While false negatives give you, the consumer, the feeling that the software is on your side (“wow, it’s working hard: this software is good”), too many and you’ll go elsewhere because the software will be notoriously annoying.

The human touch

As outlined in the previous section, software is not the answer to virus detection. By all means use it for virus elimination, but analyse the rogue agent and use the specific tool for its removal on a case-by-case basis.
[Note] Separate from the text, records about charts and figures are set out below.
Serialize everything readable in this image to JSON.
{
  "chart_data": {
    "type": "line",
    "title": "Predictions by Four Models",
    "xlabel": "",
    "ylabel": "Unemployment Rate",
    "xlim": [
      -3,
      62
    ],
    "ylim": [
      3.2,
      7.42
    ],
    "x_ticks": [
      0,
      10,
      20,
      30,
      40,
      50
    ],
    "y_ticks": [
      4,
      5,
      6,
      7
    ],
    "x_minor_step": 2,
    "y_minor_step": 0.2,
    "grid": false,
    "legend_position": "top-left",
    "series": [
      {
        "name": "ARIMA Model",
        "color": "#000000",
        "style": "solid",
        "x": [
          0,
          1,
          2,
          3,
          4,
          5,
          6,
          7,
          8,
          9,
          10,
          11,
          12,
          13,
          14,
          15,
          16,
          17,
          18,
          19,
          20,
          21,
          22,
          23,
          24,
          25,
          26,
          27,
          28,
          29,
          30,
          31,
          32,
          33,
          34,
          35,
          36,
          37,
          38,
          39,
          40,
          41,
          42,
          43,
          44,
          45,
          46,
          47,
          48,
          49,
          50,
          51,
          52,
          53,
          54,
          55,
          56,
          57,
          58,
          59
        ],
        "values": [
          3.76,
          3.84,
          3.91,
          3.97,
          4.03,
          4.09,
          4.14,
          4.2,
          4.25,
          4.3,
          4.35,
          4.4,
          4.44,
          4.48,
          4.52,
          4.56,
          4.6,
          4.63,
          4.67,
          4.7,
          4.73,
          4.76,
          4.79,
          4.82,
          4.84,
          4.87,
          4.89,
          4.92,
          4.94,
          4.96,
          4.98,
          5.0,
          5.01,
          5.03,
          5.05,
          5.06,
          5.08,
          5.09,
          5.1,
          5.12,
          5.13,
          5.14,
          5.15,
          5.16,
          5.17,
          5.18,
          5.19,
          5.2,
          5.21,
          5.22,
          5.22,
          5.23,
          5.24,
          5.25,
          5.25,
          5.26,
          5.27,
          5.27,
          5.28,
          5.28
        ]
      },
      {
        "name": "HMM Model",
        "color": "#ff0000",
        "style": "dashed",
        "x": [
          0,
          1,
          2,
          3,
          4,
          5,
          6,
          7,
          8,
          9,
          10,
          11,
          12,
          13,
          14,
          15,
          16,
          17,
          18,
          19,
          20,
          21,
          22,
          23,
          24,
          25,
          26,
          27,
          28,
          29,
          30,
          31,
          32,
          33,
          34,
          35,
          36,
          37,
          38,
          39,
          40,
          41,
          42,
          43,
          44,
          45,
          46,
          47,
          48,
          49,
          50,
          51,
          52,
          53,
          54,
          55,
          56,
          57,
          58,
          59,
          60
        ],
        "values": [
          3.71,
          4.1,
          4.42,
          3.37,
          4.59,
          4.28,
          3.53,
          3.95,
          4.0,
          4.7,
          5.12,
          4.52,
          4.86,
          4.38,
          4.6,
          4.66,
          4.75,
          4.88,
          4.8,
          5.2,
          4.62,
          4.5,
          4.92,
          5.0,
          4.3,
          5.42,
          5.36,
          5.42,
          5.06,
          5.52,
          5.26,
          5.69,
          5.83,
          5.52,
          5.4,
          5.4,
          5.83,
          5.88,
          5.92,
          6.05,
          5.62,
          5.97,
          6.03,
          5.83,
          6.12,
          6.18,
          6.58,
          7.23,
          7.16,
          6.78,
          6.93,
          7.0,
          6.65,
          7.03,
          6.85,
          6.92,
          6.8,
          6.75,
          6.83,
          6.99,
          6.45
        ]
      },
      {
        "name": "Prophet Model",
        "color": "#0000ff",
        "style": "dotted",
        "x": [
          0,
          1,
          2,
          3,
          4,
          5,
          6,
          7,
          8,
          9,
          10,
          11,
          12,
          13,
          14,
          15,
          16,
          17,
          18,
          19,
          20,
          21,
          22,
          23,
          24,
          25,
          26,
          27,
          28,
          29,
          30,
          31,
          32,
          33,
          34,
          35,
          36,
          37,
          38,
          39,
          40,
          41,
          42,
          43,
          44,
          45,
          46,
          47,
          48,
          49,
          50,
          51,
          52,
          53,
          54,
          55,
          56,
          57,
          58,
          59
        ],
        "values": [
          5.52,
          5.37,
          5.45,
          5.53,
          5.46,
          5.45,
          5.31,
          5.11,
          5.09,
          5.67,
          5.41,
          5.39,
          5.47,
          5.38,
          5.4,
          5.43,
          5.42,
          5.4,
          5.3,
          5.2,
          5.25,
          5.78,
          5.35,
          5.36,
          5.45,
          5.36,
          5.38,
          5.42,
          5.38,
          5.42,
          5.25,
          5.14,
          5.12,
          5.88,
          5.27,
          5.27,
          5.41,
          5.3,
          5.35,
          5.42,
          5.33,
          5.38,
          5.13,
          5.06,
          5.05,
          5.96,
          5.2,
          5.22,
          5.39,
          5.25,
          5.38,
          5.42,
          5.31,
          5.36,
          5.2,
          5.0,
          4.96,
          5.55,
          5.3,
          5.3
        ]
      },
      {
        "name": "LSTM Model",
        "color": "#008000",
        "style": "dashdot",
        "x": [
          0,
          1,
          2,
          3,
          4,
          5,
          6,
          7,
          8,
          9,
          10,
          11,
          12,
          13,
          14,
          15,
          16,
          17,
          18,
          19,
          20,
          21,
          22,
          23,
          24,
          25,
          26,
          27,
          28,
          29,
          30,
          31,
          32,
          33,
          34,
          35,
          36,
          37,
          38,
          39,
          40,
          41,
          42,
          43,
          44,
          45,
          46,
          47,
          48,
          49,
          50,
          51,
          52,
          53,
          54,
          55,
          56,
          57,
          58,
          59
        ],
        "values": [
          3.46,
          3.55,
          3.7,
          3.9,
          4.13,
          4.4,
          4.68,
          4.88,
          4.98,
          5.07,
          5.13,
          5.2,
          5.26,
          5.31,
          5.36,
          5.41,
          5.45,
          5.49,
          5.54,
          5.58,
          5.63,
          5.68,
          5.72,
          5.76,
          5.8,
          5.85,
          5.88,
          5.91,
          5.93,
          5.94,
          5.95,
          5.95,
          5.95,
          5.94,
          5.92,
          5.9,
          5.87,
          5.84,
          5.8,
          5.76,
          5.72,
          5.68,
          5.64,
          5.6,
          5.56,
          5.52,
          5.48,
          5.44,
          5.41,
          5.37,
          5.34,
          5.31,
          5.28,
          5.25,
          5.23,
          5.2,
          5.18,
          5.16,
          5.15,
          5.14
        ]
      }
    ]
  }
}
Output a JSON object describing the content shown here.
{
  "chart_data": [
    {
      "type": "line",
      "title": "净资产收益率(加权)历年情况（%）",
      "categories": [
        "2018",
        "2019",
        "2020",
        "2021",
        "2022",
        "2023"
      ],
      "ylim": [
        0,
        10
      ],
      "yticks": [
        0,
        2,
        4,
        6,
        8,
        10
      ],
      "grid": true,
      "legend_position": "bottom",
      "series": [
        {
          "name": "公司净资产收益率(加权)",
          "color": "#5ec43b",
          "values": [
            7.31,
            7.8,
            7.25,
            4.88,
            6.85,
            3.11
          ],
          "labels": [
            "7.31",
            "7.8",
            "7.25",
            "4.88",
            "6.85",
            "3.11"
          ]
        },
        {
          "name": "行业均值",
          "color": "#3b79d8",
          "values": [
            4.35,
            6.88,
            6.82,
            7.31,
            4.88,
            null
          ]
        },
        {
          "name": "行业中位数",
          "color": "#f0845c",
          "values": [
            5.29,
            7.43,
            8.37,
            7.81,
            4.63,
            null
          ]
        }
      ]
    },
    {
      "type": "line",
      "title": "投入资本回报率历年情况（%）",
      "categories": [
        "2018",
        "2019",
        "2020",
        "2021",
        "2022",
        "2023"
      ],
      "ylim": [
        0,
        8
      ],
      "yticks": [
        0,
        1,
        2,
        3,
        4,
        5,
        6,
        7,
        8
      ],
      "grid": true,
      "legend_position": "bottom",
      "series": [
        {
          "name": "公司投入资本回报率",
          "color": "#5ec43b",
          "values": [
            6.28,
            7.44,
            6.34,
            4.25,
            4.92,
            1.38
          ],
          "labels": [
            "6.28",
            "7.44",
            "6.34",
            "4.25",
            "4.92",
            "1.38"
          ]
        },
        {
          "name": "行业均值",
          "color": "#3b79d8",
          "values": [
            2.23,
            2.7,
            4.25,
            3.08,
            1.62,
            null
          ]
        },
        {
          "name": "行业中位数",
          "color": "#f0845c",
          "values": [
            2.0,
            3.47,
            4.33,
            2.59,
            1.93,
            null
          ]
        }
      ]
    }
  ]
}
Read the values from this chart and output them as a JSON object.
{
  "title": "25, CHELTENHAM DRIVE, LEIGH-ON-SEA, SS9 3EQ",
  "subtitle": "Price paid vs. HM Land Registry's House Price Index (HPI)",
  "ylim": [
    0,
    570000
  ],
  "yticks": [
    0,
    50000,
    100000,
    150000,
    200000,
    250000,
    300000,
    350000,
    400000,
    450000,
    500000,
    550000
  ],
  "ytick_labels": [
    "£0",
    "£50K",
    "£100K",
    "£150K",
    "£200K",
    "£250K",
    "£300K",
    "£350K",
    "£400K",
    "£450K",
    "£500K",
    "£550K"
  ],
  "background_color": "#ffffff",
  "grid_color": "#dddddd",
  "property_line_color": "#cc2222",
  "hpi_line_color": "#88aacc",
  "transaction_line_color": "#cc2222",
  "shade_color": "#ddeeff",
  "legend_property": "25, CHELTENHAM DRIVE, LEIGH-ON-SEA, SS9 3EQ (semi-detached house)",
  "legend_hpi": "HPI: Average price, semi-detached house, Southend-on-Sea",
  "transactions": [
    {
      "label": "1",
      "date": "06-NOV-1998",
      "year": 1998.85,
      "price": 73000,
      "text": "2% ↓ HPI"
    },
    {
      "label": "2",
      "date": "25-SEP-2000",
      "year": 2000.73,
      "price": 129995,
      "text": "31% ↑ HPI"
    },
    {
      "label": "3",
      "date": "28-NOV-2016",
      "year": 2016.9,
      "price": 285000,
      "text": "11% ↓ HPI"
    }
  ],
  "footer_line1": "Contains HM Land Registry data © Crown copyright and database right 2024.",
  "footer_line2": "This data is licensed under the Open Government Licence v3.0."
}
The only ways to reliably beat viruses are:

  • Vigilance only execute things you are sure are safe. Check MD5 or SHA1 hashes if published on a vendor’s site. For others, have the software equivalent of a fire extinguisher (task manager) or bug spray (malware detection/eradication tool) nearby or running for that one task so you can kill anything that goes ape and limit the damage. An alternative is to take a system snapshot prior to running anything of dubious origin so you can roll back if necessary.
  • Know thy system software can’t get a feel for your computer; you can. Use your spider sense to detect when things don’t quite feel right.
  • Best practice surround yourself with little tools and techniques that help keep things under control and give you confidence in your system’s health:
    • set your browser to ask your permission to set 3rd party cookies.
    • block known ad sites using a hosts file and keep it up to date.
    • get a BHO viewer and use it every now and again.
    • turn off phishing protection in your browser so you don’t get caught out by fake alerts.
    • check your registry autoruns and delete unnecessary tasks.
    • be especially cautious about things like Java or Flash plugins. Set the browser to ask you before starting them up if you can.
    • sweep your system once every few months with a standalone scanner just for a sanity check. If it comes up with anything, investigate it and modify your tool suite above to mitigate the chance of something similar catching you unawares in future.
    • housekeep files, tidy the bin, delete temporary files, uninstall software you don’t use, blah blah.

In short, do yourself a favour: ditch the virus software and take ownership of your computer and your usage habits. It pays dividends in the long run.